Bridging amount of spin-glasses over ferromagnetic/antiferromagnetic thin films and bit-cell dispersion of exchange bias in corresponding TA-MRAM devices

For thermally-assisted magnetic random access memories (TA-MRAM), lowering bit-cells dispersions of exchange bias is necessary. In this study, we prove that spin-glass-like phases (SG) spread over the ferromagnetic/antiferromagnetic (F/AF) storage layer are the main cause of such distributions once the film is nanofabricated into a device. In particular, we show that the less the SG, the lower the bit-cell dispersion.

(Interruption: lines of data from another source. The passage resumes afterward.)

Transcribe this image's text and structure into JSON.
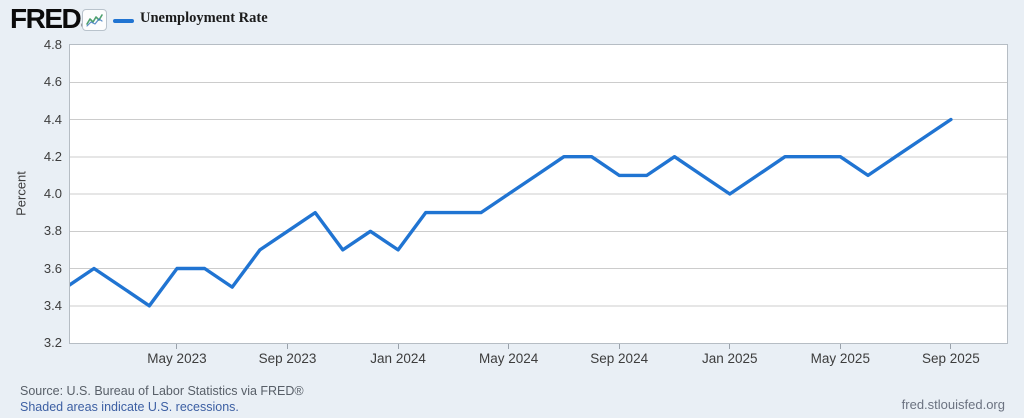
{
  "brand": {
    "logo_text": "FRED",
    "registered_mark": "®"
  },
  "legend": {
    "label": "Unemployment Rate"
  },
  "footer": {
    "source": "Source: U.S. Bureau of Labor Statistics via FRED®",
    "recession_note": "Shaded areas indicate U.S. recessions.",
    "site": "fred.stlouisfed.org"
  },
  "colors": {
    "line": "#2074d2",
    "grid": "#cccccc",
    "background": "#e9eff5",
    "plot_background": "#ffffff",
    "link": "#3c5fa3",
    "logo_spark_green": "#4ea06e",
    "logo_spark_blue": "#3f7ac0"
  },
  "chart_data": {
    "type": "line",
    "title": "Unemployment Rate",
    "ylabel": "Percent",
    "xlabel": "",
    "ylim": [
      3.2,
      4.8
    ],
    "y_tick_step": 0.2,
    "y_ticks": [
      4.8,
      4.6,
      4.4,
      4.2,
      4.0,
      3.8,
      3.6,
      3.4,
      3.2
    ],
    "grid": true,
    "legend_position": "top-left",
    "x": [
      "Jan 2023",
      "Feb 2023",
      "Mar 2023",
      "Apr 2023",
      "May 2023",
      "Jun 2023",
      "Jul 2023",
      "Aug 2023",
      "Sep 2023",
      "Oct 2023",
      "Nov 2023",
      "Dec 2023",
      "Jan 2024",
      "Feb 2024",
      "Mar 2024",
      "Apr 2024",
      "May 2024",
      "Jun 2024",
      "Jul 2024",
      "Aug 2024",
      "Sep 2024",
      "Oct 2024",
      "Nov 2024",
      "Dec 2024",
      "Jan 2025",
      "Feb 2025",
      "Mar 2025",
      "Apr 2025",
      "May 2025",
      "Jun 2025",
      "Jul 2025",
      "Aug 2025",
      "Sep 2025"
    ],
    "values": [
      3.5,
      3.6,
      3.5,
      3.4,
      3.6,
      3.6,
      3.5,
      3.7,
      3.8,
      3.9,
      3.7,
      3.8,
      3.7,
      3.9,
      3.9,
      3.9,
      4.0,
      4.1,
      4.2,
      4.2,
      4.1,
      4.1,
      4.2,
      4.1,
      4.0,
      4.1,
      4.2,
      4.2,
      4.2,
      4.1,
      4.2,
      4.3,
      4.4
    ],
    "x_ticks": [
      {
        "label": "May 2023",
        "month": 4
      },
      {
        "label": "Sep 2023",
        "month": 8
      },
      {
        "label": "Jan 2024",
        "month": 12
      },
      {
        "label": "May 2024",
        "month": 16
      },
      {
        "label": "Sep 2024",
        "month": 20
      },
      {
        "label": "Jan 2025",
        "month": 24
      },
      {
        "label": "May 2025",
        "month": 28
      },
      {
        "label": "Sep 2025",
        "month": 32
      }
    ]
  }
}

More precisely, the amount of SG was varied from sample to sample by sputtering various AFs: IrMn, FeMn and their alloys [1]. Blocking temperature distributions were measured to quantify the amount of SG at the wafer level [2]. The wafers were then patterned to obtain 1kb devices and all the cells were tested electrically. Finally, the resulting loop shift cumulative distribution functions accounting for the bit-cell dispersions were correlated to the initial amount of SG. In addition to bridging the gap between fundamental SG and a technological application, we also demonstrated that blocking temperature distributions are a versatile method to qualify TA-MRAM production batches before processing [3]. [1] K. Akmaldinov, et al, J. Appl. Phys. 115, 17B718 (2014) [2] V. Baltz, et al, Phys. Rev. B 81, 052404 (2010) [3] K. Akmaldinov et al, to be published.